Deformation at triple junctions : dislocation plasticity and strain distribution

Abstract

This study aims to gain better understanding of plastic deformation accommodation near triple junctions (TJs) where three grain boundaries meet in polycrystalline metals with a face-centered-cubic crystal structure, using Nickel as a model material. In the literature, TJs are often found to be stress concentration or crack nucleation sites, which might be related to how plastic strain is accommodated in TJ regions. To minimize three-dimensional grain constraints, experiments are conducted on nickel specimens with a columnar grain structure. In-plane strain fields were measured by the Digital Image Correlation (DIC) technique. Slip trace analysis was carried out by utilizing results from scanning electron microscopy (SEM) and atomic force microscopy (AFM). TJ regions generally exhibit a high degree of strain heterogeneity as well as spatial heterogeneity in lattice rotation. The activation of relatively compatible slip systems is different from single crystal response in some grains. The dislocation slip intensity changes when approaching some TJs. Significant out-of-plane relative rotation among grains is also observed as an important accommodation mechanism in the present columnar grain structure. Deformation at twin boundary-grain boundary junctions is studied as well. Lower strains are seen along the twin boundary if slip bands that formed on {111} planes are in parallel configuration with the annealing twin.

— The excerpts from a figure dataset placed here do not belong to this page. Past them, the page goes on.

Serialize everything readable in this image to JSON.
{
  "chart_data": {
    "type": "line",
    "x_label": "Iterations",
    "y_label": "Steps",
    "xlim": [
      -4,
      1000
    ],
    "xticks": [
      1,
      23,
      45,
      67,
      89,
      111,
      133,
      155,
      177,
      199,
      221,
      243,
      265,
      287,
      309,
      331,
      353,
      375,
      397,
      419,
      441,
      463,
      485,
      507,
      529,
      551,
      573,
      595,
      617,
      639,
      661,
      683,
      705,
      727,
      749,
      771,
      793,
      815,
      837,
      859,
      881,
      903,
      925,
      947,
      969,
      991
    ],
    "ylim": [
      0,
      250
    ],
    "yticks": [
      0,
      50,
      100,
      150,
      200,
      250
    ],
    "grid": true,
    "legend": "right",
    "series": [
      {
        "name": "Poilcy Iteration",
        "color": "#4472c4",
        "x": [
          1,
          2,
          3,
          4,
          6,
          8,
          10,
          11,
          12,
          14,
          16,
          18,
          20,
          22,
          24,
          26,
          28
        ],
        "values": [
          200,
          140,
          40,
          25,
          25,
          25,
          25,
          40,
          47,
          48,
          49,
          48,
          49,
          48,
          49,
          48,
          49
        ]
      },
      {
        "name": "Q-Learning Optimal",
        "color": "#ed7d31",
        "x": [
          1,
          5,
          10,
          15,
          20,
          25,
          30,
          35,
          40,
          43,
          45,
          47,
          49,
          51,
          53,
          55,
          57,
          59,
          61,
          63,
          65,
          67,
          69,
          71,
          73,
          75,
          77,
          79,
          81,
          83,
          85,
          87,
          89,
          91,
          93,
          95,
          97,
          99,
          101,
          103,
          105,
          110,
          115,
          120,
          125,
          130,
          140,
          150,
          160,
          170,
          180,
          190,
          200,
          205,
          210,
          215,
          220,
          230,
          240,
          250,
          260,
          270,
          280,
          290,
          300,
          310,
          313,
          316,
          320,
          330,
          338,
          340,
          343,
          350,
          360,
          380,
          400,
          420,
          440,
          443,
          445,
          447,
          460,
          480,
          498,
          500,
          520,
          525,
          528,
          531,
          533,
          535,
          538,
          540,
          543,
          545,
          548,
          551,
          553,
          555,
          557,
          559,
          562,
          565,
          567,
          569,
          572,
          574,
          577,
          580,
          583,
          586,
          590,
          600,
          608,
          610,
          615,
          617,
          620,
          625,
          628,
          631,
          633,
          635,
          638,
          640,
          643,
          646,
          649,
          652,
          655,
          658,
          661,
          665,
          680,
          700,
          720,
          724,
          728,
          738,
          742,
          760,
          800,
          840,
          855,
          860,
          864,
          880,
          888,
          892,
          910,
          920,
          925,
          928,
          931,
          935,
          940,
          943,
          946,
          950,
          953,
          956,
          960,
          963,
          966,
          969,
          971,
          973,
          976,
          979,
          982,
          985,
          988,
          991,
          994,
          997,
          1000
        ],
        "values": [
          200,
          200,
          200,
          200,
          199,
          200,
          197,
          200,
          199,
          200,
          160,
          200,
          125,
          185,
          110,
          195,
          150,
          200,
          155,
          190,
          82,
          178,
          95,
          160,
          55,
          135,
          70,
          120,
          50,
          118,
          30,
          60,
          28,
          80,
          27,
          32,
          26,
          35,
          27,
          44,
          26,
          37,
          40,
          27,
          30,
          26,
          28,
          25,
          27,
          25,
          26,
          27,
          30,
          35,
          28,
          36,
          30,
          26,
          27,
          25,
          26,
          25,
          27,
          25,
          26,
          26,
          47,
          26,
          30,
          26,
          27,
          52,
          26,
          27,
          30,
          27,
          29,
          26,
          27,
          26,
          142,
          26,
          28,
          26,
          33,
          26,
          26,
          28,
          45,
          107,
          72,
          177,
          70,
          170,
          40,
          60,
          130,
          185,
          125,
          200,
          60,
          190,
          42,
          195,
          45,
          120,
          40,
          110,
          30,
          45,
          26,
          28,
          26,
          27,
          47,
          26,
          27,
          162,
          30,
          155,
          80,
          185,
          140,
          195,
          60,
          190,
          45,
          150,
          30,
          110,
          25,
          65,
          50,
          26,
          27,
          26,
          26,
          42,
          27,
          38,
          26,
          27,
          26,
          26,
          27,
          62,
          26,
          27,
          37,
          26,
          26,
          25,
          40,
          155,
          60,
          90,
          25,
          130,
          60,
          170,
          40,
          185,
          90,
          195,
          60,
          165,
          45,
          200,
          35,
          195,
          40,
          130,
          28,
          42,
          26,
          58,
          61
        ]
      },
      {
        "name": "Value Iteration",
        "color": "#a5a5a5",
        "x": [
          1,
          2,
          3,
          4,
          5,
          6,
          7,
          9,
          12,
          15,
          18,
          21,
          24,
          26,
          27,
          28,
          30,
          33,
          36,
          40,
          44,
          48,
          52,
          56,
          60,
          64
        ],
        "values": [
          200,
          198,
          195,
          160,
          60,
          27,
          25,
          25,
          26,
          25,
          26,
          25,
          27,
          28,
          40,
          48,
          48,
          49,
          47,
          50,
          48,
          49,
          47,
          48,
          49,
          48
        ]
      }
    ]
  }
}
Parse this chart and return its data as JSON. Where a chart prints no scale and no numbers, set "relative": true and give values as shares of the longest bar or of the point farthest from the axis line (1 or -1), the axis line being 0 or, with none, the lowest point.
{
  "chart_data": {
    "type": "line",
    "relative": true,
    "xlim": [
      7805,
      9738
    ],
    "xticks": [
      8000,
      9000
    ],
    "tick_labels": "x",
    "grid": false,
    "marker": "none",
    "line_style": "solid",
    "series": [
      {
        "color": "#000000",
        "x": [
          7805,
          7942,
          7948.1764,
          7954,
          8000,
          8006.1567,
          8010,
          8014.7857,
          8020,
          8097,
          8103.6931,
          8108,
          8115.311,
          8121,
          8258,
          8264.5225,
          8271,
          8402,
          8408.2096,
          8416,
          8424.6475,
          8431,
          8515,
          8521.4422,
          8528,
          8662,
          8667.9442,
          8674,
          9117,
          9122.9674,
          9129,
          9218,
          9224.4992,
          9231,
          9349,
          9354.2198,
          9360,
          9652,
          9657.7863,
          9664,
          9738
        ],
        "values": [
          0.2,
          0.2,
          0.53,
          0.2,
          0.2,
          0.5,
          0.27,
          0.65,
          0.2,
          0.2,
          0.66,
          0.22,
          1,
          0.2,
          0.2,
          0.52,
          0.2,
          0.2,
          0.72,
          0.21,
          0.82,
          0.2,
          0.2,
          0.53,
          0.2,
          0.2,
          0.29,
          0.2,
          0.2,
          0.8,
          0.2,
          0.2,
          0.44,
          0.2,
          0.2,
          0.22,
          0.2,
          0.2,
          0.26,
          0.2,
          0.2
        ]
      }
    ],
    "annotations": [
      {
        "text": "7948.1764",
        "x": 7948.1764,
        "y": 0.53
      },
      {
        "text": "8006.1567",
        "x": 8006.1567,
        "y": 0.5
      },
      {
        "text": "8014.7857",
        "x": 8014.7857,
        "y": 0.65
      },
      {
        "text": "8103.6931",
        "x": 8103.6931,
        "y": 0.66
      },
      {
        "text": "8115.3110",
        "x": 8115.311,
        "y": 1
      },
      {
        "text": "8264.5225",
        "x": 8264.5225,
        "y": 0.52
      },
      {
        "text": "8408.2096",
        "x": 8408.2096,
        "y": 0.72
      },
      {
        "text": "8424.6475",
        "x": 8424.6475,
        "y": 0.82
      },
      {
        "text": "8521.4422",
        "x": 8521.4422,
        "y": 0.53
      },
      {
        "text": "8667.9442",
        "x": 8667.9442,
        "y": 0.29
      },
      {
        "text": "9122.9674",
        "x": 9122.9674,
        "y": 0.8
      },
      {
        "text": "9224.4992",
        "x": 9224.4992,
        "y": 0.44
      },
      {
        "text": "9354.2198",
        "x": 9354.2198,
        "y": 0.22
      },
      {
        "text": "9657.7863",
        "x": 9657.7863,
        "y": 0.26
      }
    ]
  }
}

Furthermore, the deformation behaviors in adjacent TJs sharing two common grains are compared; local rotations, strain distributions, and activated slip systems within the same grain changes as it approaches a different TJ. Triple junctions consisted of three low-energy grain boundaries with special character yield lower triple line energy, and the tensile strain and slip activity may be reduced at such junctions. The understanding gained in my research will be important for developing predictive models for deformation in polycrystalline materials.